Tom raised himself on his pillow, then said abruptly, ‘When can I fly again?’

‘When your arm’s mended. You broke it a few days ago. Right?’

‘I got shot down.’

‘And later you must have fallen. And when you fell you turned a simple fracture into a compound fracture and a splinter of bone penetrated an artery and the haemorrhage became a deluge.’

‘I can fly with my left hand.’

‘When your ribs are mended.’

‘Ribs?’

Bethune pointed at his chest. ‘They weren’t practising first-aid when they strapped you up.’

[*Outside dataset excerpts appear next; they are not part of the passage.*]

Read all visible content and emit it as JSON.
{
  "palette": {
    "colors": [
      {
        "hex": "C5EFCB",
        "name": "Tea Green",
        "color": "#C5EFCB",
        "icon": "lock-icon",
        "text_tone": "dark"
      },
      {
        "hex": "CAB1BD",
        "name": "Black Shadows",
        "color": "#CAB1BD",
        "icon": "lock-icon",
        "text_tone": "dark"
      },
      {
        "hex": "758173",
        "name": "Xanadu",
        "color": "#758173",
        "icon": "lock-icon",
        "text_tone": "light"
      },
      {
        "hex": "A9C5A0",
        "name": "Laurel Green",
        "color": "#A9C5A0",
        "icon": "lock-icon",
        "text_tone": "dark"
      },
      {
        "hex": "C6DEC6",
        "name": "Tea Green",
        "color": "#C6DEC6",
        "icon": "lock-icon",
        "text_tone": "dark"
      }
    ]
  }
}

‘Shit,’ said Tom Canfield. ‘No pain though.’

‘Breathe in deeply.’

‘Shit,’ said Tom Canfield.

During the next five days Tom fell in love and learned how to acquire a fortune.

The girl’s name was Josefina. She was 18 and stern in the fashion of nurses, although sometimes the touch of her fingers was shy. She was a student nurse, qualified by war, and she came from a small coastal town astride the provinces of Valencia and Alicante.